In some older screening systems, the grade NR is also recorded, meaning No Remark, which would be similar to A or Excellent.

Elbows and Elbow Dysplasia

For elbows and elbow dysplasia, systems have become much more standardised over the last few years. While Elbow Dysplasia can mean a number of different things, the systems used throughout the world grades elbow dysplasia according to this:

  • Grade 0 = normal elbows (no enthesophyte formation)
  • Grade 1 = Mild ED (<2mm thickness of new bone formation)
  • Grade 2 = Moderate ED or a primary lesion (2mm to <5 mm of new bone)
  • Grade 3 = Severe ED (5+ mm of new bone formation or ununited anconeal process)

Some countries will grade both elbows separately. You will then see scores for each elbow (0/1 for example), while others only list the worst elbow without further information (2 for example). You may occasionally see NR used on older elbow-tests as well. That means No Remark, transforming to grade 0.
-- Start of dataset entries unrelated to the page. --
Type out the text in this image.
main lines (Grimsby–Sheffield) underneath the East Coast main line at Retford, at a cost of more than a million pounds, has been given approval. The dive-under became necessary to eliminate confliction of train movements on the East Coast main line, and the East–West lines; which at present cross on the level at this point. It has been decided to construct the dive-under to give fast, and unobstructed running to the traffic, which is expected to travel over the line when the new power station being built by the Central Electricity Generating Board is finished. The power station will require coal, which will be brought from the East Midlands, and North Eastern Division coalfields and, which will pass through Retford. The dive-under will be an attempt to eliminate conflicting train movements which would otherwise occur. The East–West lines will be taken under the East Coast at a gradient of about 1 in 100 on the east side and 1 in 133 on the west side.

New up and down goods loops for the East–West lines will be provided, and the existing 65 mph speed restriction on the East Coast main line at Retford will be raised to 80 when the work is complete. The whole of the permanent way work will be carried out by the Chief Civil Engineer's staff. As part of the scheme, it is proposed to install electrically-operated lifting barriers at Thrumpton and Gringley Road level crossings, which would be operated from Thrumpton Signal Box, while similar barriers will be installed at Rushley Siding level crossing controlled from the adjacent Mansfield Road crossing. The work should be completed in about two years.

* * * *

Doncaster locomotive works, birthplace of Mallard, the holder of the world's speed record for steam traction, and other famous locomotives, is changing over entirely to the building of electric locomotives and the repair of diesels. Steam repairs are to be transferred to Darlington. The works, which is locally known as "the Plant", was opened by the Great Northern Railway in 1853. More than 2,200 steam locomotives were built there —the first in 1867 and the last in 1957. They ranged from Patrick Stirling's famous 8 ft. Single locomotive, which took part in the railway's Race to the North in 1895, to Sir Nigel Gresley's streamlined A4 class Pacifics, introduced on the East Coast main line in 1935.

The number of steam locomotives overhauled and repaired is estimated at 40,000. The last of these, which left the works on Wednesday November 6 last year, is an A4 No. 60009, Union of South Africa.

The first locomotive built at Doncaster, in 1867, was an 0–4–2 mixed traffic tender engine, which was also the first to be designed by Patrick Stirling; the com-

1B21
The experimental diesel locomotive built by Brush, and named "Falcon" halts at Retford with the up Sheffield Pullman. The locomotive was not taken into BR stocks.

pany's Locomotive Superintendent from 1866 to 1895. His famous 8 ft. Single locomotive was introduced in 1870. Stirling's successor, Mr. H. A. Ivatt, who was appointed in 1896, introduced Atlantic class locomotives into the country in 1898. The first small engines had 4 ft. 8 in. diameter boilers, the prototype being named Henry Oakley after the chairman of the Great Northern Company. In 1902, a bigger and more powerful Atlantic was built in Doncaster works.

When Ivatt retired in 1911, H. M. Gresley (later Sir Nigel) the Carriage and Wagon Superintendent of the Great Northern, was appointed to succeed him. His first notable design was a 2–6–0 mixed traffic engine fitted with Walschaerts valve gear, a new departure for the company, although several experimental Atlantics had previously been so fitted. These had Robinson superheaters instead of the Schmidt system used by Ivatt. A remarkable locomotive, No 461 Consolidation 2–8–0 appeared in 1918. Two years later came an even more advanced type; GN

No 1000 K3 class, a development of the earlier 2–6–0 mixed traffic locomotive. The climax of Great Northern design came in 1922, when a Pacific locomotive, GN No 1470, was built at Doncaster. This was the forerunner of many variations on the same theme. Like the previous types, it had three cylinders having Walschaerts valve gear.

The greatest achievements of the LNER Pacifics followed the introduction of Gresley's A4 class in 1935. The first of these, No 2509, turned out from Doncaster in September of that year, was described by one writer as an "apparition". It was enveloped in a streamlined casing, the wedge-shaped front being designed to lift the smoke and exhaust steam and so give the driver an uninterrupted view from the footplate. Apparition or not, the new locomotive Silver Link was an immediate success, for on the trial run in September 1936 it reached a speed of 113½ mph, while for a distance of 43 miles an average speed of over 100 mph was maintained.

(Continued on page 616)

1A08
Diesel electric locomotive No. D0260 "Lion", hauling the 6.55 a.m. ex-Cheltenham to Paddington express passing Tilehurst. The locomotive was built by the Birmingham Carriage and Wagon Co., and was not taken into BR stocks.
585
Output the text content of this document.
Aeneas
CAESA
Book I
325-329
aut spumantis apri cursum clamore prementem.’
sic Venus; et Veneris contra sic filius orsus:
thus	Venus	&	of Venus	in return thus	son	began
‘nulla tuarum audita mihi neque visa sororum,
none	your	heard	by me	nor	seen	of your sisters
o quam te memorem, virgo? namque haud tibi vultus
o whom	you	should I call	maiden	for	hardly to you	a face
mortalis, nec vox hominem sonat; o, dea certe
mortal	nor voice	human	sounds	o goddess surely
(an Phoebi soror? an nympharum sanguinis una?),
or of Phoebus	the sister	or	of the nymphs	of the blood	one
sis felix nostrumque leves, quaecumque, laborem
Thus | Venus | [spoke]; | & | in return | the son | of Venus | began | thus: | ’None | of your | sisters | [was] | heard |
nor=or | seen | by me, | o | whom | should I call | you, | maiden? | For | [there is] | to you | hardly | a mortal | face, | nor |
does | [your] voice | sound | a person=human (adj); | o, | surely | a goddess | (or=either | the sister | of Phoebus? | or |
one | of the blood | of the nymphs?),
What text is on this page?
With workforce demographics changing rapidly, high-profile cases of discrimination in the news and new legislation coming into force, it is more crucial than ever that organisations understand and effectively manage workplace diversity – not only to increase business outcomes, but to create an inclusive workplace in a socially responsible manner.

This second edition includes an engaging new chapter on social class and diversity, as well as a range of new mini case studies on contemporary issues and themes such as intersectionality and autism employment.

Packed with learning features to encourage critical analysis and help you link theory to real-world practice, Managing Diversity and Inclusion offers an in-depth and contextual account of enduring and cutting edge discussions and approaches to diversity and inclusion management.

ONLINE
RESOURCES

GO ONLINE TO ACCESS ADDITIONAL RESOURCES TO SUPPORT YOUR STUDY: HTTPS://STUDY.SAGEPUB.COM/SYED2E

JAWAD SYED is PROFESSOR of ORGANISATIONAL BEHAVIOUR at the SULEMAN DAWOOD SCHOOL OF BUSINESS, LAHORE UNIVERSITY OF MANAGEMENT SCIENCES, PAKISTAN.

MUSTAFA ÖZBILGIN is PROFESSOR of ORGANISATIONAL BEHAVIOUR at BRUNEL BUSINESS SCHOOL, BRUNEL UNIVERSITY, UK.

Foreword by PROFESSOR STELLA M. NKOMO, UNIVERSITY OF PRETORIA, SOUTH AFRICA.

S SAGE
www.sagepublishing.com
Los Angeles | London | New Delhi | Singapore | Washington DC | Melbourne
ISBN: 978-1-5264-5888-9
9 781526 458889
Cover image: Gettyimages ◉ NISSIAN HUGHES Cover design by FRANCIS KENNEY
The Orthopedic Foundation For Animals has an excellent article on Elbow Dysplasia here  which also explains terms used.

Heart and Cardiac

While there are established systems in place for hips and elbows, the territory for heart problems and the cardiac system is more unclear. First off, there’s numerous ways to examine a canine heart. Most breed bodies recommend a composite check, consisting of ausculation, ElectroCardioGram (ECG) and EchoCardioGram (Cardiac Ultrasound). There are several methods to evaluate these results. There’s some consensus across Europe to use the Vollmar-protocol for evaluating results, except for Great Britain where a separate UK-scheme is used. In the US, the screening results recorded by OFA are more varied, but to our knowledge, full tests are done when results are marked with Cardiologist, Echo.

Most screening programs will use a 3-step grading:

  • Normal
  • Abnormal
  • Equivocal

The Irish Wolfhound Health Group has an excellent article on heart disease in the Irish Wolfhound on their website.

Eyes

You will know there are a number of eye diseases that can affect a dog. The screening result will display what disease (if any) was found. For checks of type Eyes (CERT) and a result which is a number, the number indicates which year the eyes were certified to be fine. If there are any remarks here, they will explain what was wrong.